An image of old Armsmaster Hian flashed through my mind. Now was the time to ask my master about the Reverse Horse Dragon Second.

  'I went to a ghost-maker today' my master said softly.

  I was so startled I looked up and met his eyes. A ghost-maker dealt in herbs and potions and, it was said, in the spirits of the unborn.

  'She gave me this.' He pushed the pouch towards me. 'If it is taken as a tea every morning, it will stop the Moon energy But it can only be taken for three months. Then it becomes poison to the body'

  I hunched down in the chair.

  'Your Moon cycle must be stopped for these ceremonies,' he continued. And if you succeed tomorrow, then —'

  'I am about to bleed,' I whispered.

  'What?'

  'I have all the signs.' I ducked my head lower. 'It's early. I don't know why'

  I saw my master's hands clench the edge of the table. It was as though his anger weighted the air between us.

  'Have you started?'

  'No, but I have the —'

  He held up his hand. 'Quiet.' I watched his long fingers tap the wood. 'If it has not started, then all is not lost. She said it was to be taken before your next cycle starts.' He picked up the pouch. 'You must take a cup now'

  He leaned back and pulled on the bell cord hanging behind the desk. Almost immediately the far door opened. Rilla stepped in and bowed.
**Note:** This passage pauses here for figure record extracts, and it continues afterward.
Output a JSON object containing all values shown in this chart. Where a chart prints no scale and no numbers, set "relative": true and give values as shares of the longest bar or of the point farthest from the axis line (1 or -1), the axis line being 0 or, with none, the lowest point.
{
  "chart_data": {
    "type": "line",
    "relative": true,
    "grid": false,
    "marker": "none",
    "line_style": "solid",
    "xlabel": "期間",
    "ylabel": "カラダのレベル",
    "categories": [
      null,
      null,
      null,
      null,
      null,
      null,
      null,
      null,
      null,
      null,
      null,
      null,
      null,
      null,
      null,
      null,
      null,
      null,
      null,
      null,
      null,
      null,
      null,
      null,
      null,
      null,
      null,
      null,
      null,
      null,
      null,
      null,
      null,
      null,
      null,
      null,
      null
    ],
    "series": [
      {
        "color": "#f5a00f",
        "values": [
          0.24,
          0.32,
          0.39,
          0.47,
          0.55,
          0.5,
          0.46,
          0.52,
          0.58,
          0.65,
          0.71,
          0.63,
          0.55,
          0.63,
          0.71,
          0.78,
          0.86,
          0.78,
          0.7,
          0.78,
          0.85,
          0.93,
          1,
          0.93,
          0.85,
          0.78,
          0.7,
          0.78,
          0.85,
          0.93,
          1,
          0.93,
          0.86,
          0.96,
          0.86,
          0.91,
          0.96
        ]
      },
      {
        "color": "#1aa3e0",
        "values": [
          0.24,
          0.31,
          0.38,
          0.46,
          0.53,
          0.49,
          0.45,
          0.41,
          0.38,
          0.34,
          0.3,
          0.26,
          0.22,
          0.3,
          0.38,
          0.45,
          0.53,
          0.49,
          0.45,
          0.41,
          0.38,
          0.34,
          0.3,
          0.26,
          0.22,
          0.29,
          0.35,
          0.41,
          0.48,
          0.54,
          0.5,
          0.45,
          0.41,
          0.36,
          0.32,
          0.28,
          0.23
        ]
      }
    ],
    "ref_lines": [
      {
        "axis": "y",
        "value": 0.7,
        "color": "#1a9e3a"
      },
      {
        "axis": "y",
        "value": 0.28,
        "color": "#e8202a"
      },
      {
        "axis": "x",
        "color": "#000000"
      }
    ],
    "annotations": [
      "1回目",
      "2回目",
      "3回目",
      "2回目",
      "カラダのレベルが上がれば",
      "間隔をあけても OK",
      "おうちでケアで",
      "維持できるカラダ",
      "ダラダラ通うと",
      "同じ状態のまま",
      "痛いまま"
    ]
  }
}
  'Tea,' he said. Rilla bowed again and stepped out, closing the door.

  'I'm sorry, Master,' I said.

  'It would be most unfortunate if the whims of your body undid four years of planning.' He steepled his fingers. 'I do not know why you have the gift of full dragon sight, Eon. It must be some plan of the gods. How else can I explain my impulse to test a girl on my search for a candidate? It goes against all that is natural.' He shook his head.